Matthew Stiffler, a researcher at the Arab American National Museum and lecturer at the University of Michigan, noticed the alliance form in the early ’90s, long before the announcement of the immigration ban from the majority-Muslim countries.
“The Japanese and the Arab community specifically and the Japanese and the Muslim community more broadly has had an affinity not just since the announcement of the Muslim ban in January, but going back a lot further,” Stiffler said. “So the first case that I found of cooperation was in 1991. That was the run up to the first Gulf War in Iraq.”
Stiffler added the support for the Arab and Muslim American communities started with a Japanese-American congressman. …

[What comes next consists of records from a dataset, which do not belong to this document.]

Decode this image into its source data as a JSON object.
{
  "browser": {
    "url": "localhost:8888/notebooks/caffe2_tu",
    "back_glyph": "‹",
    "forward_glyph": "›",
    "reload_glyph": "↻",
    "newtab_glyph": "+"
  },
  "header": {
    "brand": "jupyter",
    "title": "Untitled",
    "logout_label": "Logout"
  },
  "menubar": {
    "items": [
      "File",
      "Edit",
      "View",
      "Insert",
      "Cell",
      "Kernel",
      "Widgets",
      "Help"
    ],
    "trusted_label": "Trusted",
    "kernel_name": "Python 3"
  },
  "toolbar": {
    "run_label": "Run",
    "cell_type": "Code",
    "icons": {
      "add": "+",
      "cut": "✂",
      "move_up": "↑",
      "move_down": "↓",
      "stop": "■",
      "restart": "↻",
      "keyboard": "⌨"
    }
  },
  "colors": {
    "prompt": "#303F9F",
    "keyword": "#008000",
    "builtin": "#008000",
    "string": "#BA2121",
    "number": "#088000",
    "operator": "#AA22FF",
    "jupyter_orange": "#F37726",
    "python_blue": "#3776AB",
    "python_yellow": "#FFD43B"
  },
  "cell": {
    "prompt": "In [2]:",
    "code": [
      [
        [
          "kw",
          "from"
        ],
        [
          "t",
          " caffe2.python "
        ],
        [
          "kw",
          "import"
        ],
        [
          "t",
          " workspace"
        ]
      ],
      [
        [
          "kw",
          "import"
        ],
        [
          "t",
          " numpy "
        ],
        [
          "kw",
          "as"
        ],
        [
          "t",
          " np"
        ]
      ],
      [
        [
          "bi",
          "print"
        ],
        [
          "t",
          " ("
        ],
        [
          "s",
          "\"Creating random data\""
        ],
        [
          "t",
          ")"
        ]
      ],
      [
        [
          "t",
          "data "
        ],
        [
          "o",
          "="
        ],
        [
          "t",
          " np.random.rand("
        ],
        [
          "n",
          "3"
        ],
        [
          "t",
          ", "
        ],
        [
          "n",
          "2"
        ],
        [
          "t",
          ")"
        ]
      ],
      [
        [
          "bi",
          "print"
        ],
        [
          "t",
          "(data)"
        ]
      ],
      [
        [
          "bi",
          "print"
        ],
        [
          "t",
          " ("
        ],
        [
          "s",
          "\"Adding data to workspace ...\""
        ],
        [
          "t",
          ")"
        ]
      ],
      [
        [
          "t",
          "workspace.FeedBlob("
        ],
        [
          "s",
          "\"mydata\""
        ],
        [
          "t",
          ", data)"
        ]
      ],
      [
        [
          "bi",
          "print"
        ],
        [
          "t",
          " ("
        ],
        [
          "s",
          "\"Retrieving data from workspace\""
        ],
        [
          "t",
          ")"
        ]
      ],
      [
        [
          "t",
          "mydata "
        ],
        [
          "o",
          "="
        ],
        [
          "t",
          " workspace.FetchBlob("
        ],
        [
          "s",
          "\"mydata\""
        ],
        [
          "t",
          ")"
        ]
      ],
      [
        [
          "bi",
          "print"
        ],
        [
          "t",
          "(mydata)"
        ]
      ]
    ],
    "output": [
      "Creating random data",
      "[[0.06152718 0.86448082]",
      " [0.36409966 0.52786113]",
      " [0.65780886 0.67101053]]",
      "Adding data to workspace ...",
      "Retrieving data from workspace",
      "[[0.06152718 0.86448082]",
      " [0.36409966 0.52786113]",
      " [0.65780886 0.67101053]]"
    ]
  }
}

LSA junior Maureen O’Bryan, the co-event chair for the Japanese Student Association, wrote in an email interview that connecting Japanese discrimination to the discrimination of Arab and Muslim Americans today puts their reality in context.
“It’s powerful because Japanese-Americans have (experienced) this and we say never again should this happen,” O’Bryan wrote. “I think if the Trump administration really wants to use Japanese incarceration as precedent for his Muslim ban, he’s going to see a strengthening alliance between these two groups because we’re not going to let what happened to us be used against another minority group that is a supposed ‘threat’ to national security because it was found that Japanese-Americans did not pose any threat to the U.S. during WWII.”
The US Supreme Court recently sided with the Trump administration by allowing it to keep a ban on refugees from entering the country. A lower court had ruled against the president and would have permitted the entrance of some 24,000 refugees by the end of October.